"Il bruco (2017)". Foto di Aldo Ettore Quagliozzi

"Il bruco (2017)". Foto di Aldo Ettore Quagliozzi
"Il bruco" (2017). Nikon Coolpix P900. Foto macro. Stato larvale della falena diurna "Macroglossum stellatarum" volgarmente detta "sfinge colibrì".

domenica 13 luglio 2014

Doveravatetutti. 12 “Non meritiamo di essere salvati”.



“Doveravatetutti” allorquando Massimo Fini scriveva su “il Fatto Quotidiano” del 5 di novembre dell’anno 2011 – “Non meritiamo di essere salvati” -: Berlusconi con le sue promesse e i suoi bluff è riuscito a ingannare gli italiani per 17 anni pur non avendo fatto, (…) nulla di notevole. E per 17 anni gli è andata bene. Adesso, in una situazione di crisi economica drammatica, ha cercato, con la sua ridicola “lettera di intenti”, di ripetere il giochetto con gli europei sperando di farla franca anche con loro. Ma i fatti, in questo caso i mercati, gli han dato la risposta brutale che si meritava e con lui l’Italia che gli ha creduto e anche quella che non gli ha creduto, ma non è stata capace di fermarlo. Berlusconi però non è che la ciliegiona marcia su una torta marcia. Nella crisi attuale, che è planetaria ed è dovuta alla cocciuta cecità delle leadership mondiali che si ostinano a inseguire il mito della crescita quando crescere non si può più, la particolare debolezza dell’Italia è data, com’è noto, dall’enorme debito pubblico. Questo debito è stato accumulato soprattutto negli Ottanta, gli anni della “Milano da bere” (per la verità bevevano solo i socialisti), della triade dei santi e martiri Craxi-Andreotti-Forlani quando, per motivi clientelari, di conquista del consenso si elargivano a pioggia pensioni di vecchiaia fasulle, pensioni di invalidità false, pensioni baby, pensioni d’oro. Inoltre dalla metà degli anni Settanta c’è stata la cassa integrazione a tempo indeterminato, che è la forma che l’assistenzialismo ha assunto al Nord. Quando il mercato tirava l’imprenditore si gonfiava di operai, quando si restringeva li metteva in cassa integrazione, accollandoli alla collettività. Si chiamava “privatizzazione dei profitti e socializzazione delle perdite”. (…). Giuliano Cazzola ha calcolato che la prima Tangentopoli ci è costata 630 mila miliardi di vecchie lire, circa un quarto del debito pubblico.
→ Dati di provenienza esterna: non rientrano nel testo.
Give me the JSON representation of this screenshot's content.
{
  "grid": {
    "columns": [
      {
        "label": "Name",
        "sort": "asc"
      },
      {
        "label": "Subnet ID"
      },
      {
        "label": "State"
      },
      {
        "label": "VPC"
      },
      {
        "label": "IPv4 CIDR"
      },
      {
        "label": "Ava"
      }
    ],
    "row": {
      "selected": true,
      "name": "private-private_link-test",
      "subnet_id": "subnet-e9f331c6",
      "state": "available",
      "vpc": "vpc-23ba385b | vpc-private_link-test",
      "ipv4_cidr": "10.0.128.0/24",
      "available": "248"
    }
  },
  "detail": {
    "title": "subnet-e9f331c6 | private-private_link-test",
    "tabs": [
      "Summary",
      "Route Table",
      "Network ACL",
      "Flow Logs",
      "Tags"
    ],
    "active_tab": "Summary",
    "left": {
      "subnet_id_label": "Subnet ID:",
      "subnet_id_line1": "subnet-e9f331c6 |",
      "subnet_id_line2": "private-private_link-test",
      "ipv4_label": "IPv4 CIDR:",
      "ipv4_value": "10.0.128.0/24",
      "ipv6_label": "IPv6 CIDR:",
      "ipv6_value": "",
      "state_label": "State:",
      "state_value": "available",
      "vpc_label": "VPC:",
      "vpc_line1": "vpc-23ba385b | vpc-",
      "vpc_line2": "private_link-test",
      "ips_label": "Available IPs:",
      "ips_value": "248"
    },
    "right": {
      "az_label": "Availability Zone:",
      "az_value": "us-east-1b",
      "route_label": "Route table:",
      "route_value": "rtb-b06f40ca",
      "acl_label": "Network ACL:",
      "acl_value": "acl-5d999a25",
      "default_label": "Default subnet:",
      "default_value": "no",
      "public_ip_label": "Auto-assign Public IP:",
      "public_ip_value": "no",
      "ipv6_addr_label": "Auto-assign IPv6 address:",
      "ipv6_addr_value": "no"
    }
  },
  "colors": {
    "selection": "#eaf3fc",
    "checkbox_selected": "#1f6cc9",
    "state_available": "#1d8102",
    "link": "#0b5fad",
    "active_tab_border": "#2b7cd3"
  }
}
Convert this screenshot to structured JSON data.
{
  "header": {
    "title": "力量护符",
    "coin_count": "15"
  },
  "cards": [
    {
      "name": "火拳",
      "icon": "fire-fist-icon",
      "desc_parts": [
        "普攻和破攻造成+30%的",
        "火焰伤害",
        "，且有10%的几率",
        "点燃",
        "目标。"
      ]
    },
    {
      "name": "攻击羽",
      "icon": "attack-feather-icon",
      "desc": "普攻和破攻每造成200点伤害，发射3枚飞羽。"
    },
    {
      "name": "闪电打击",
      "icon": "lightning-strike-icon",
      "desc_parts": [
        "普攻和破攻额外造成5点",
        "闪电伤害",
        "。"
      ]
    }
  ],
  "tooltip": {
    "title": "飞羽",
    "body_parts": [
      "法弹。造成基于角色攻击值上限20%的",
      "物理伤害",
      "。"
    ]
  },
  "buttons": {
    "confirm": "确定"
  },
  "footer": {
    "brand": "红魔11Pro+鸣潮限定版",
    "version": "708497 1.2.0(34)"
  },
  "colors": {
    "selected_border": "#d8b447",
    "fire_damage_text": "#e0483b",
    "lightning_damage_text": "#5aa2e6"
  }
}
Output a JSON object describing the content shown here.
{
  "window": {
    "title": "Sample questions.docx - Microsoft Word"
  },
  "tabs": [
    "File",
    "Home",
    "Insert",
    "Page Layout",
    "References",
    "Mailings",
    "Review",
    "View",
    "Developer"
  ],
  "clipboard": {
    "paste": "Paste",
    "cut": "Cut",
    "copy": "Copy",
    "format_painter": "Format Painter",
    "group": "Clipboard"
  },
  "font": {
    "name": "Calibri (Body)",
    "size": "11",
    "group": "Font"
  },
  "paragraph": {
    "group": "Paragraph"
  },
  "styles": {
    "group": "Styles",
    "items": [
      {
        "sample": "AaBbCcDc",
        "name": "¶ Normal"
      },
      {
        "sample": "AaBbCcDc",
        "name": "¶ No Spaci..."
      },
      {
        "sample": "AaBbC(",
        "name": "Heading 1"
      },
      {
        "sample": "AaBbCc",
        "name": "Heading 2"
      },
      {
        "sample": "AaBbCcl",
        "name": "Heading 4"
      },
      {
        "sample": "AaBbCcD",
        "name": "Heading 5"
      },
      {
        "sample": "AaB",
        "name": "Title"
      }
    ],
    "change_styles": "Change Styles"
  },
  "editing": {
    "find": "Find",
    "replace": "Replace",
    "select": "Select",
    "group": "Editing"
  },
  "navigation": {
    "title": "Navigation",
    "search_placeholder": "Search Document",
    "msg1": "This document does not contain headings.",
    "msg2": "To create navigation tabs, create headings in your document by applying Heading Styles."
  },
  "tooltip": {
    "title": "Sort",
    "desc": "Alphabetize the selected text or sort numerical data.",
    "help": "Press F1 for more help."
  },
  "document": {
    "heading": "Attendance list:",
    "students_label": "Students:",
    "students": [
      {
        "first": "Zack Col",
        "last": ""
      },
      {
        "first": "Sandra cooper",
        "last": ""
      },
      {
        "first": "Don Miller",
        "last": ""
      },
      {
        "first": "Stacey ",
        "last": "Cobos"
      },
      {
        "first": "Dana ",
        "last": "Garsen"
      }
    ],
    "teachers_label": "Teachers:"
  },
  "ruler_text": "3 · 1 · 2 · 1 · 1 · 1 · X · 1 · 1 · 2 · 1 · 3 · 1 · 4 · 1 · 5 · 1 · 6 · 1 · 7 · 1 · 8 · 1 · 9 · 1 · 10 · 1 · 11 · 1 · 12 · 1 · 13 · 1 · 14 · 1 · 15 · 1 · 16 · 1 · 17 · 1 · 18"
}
E il calcolo si basa solo sulle sentenze arrivate a giudizio definitivo che rappresentano, come per ogni reato, un decimo degli illeciti commessi. Poteva essere una lezione salutare. E invece nel giro di pochi anni abbiamo visto i giudici diventare veri colpevoli e i ladri le vittime, giudici dei loro giudici. E tutto è continuato peggio di prima. Può un Paese del genere salvarsi? Può darsi. Vi sembra che le cose da quel tempo, che appare remoto assai, abbiano “cambiato verso” per come cicaleccia l’arrembante primo ministro?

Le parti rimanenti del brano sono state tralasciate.